Problem
Solve: \( \tan^{-1}\left(\frac{x-2}{x-1}\right) + \tan^{-1}\left(\frac{x+2}{x+1}\right) = \frac{\pi}{4} \)
Solution
Let:
\[ A = \tan^{-1}\left(\frac{x-2}{x-1}\right), \quad B = \tan^{-1}\left(\frac{x+2}{x+1}\right) \]
Step 1: Use tan(A + B)
\[ \tan(A + B) = \frac{\tan A + \tan B}{1 – \tan A \tan B} \]
Step 2: Substitute
\[ = \frac{\frac{x-2}{x-1} + \frac{x+2}{x+1}}{1 – \frac{(x-2)(x+2)}{(x-1)(x+1)}} \]
Step 3: Simplify numerator
\[ = \frac{(x-2)(x+1) + (x+2)(x-1)}{(x-1)(x+1)} \]

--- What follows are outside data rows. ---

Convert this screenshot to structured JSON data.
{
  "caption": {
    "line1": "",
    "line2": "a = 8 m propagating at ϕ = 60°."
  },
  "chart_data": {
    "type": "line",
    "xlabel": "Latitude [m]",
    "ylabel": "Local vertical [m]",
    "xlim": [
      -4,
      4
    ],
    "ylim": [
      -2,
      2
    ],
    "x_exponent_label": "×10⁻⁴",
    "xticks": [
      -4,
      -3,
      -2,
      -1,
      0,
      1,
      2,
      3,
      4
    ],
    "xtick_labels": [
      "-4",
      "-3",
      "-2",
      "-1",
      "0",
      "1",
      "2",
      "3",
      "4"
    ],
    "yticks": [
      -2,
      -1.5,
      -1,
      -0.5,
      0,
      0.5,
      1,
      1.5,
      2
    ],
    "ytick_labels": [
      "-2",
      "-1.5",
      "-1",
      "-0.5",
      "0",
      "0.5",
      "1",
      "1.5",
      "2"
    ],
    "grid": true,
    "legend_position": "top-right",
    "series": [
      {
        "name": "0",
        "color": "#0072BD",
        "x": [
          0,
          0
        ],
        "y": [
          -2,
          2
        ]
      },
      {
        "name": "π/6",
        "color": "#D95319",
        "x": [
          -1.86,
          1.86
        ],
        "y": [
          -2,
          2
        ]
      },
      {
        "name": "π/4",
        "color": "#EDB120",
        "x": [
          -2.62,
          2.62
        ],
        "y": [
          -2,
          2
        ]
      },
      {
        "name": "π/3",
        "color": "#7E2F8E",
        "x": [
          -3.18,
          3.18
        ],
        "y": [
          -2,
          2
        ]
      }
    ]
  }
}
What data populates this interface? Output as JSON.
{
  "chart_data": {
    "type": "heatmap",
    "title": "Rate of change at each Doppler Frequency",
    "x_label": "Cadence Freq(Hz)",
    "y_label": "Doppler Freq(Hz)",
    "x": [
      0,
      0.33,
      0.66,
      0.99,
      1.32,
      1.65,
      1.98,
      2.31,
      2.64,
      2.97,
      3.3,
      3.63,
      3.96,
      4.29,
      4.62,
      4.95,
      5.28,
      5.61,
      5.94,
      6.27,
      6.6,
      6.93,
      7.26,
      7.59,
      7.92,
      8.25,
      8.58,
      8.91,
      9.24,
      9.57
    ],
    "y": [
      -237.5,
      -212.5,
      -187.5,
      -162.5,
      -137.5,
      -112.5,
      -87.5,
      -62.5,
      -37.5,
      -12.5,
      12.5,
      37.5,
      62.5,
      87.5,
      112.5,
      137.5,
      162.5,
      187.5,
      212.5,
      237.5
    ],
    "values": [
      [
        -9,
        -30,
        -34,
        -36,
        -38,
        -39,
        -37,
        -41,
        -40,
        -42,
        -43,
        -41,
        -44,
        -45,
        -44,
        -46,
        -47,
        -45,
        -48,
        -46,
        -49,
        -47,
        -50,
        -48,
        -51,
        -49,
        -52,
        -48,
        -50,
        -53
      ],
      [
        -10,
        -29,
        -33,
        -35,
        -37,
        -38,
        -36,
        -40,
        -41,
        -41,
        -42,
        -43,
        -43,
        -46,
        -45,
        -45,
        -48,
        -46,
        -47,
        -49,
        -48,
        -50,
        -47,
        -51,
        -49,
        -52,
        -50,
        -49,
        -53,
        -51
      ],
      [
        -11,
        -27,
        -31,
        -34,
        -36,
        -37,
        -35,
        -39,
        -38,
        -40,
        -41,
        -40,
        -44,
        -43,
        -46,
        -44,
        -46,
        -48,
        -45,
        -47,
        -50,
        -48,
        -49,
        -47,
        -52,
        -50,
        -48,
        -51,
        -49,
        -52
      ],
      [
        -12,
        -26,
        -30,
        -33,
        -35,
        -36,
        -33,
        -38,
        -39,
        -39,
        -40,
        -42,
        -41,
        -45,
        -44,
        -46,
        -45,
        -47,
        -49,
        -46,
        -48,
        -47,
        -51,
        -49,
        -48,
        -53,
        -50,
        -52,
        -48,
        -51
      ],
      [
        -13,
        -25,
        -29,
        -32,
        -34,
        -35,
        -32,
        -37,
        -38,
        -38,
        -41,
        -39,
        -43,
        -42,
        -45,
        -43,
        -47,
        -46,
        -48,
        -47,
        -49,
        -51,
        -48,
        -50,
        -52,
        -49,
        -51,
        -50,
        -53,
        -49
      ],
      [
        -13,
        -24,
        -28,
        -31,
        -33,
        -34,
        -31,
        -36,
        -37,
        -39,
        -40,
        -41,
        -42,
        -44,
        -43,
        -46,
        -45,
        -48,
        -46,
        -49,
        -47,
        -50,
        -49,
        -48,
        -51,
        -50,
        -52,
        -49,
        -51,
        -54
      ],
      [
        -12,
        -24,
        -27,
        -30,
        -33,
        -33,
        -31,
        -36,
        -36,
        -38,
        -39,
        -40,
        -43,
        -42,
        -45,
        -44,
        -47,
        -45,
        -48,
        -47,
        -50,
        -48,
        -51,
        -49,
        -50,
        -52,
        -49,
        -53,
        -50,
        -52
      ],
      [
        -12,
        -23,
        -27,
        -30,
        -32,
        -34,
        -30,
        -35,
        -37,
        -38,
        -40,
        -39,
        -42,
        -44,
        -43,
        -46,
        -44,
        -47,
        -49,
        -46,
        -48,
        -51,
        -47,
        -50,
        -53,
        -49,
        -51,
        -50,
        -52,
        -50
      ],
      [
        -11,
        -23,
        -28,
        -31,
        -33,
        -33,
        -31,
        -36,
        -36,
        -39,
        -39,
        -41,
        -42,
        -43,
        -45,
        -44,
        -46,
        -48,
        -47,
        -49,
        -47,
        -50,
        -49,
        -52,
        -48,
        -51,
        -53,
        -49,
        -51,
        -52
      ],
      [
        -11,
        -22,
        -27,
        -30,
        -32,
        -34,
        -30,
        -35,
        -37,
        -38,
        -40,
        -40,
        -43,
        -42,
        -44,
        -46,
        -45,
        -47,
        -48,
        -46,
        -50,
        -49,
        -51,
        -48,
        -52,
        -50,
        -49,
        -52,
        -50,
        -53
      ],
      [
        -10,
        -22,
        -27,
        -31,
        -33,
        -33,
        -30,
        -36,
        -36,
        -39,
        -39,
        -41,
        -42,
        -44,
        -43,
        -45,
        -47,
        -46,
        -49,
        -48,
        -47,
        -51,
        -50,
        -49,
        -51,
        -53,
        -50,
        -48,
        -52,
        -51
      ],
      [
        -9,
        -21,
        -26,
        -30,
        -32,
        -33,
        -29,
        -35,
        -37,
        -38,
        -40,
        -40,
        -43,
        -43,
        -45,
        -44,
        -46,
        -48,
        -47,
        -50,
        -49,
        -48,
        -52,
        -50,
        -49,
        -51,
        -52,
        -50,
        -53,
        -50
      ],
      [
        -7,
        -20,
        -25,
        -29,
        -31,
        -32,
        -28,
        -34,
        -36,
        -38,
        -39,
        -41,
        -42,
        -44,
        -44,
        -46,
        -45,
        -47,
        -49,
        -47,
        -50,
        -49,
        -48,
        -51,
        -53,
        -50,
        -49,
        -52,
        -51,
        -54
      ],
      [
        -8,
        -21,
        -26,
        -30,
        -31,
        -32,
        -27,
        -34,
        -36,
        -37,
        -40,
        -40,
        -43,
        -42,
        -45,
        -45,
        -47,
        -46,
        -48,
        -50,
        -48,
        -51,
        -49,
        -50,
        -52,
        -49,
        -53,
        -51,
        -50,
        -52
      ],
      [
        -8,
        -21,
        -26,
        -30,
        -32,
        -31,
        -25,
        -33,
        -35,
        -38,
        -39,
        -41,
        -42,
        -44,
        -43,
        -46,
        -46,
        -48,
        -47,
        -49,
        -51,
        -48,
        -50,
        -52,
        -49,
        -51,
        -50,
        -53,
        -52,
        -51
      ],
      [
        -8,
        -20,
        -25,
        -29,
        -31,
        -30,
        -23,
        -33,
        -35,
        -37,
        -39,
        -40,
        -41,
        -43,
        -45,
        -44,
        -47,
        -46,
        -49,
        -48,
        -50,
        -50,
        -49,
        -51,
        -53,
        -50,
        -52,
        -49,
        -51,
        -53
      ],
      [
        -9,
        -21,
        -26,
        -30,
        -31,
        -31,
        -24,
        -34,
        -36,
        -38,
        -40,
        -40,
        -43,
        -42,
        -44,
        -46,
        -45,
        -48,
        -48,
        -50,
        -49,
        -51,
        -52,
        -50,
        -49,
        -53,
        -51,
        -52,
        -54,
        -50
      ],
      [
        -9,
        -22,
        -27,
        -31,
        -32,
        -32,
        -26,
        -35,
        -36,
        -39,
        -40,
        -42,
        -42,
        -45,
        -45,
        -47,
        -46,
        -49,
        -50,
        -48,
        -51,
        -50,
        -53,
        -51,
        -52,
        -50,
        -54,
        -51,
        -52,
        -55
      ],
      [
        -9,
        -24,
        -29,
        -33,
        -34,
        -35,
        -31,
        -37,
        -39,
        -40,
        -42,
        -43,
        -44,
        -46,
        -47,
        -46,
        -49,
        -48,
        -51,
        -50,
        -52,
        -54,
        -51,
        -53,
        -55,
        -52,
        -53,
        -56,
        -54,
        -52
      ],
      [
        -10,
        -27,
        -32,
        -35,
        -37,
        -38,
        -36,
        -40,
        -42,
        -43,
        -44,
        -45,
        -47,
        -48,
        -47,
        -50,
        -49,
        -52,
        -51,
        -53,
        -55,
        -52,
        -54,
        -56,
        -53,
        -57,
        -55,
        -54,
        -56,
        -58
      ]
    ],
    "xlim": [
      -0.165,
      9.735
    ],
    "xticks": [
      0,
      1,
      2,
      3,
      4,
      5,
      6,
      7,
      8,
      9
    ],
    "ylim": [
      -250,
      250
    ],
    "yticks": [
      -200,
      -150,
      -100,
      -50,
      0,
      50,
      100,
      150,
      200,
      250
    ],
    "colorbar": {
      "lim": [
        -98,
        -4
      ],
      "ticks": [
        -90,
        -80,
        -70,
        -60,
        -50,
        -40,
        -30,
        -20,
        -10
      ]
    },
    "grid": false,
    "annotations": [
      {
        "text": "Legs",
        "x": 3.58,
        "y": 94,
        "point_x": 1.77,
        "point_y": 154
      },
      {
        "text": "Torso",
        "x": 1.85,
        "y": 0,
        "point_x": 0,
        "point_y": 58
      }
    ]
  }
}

\[ = \frac{x^2 – x – 2 + x^2 + x – 2}{x^2 – 1} = \frac{2x^2 – 4}{x^2 – 1} \]
Step 4: Simplify denominator
\[ 1 – \frac{x^2 – 4}{x^2 – 1} = \frac{x^2 – 1 – (x^2 – 4)}{x^2 – 1} = \frac{3}{x^2 – 1} \]
Step 5: Final tan value
\[ \tan(A + B) = \frac{2(x^2 – 2)}{3} \]
Step 6: Compare with RHS
\[ \tan\left(\frac{\pi}{4}\right) = 1 \]
\[ \frac{2(x^2 – 2)}{3} = 1 \]
Step 7: Solve
\[ 2x^2 – 4 = 3 \]
\[ 2x^2 = 7 \Rightarrow x^2 = \frac{7}{2} \]
\[ x = \pm \sqrt{\frac{7}{2}} \]
Step 8: Domain check
Expression undefined at \( x = \pm 1 \). Both values are valid.
Final Answer
\[ \boxed{x = \pm \sqrt{\frac{7}{2}}} \]
Explanation
Using tan(A+B) identity and simplifying rational expressions leads to a quadratic equation.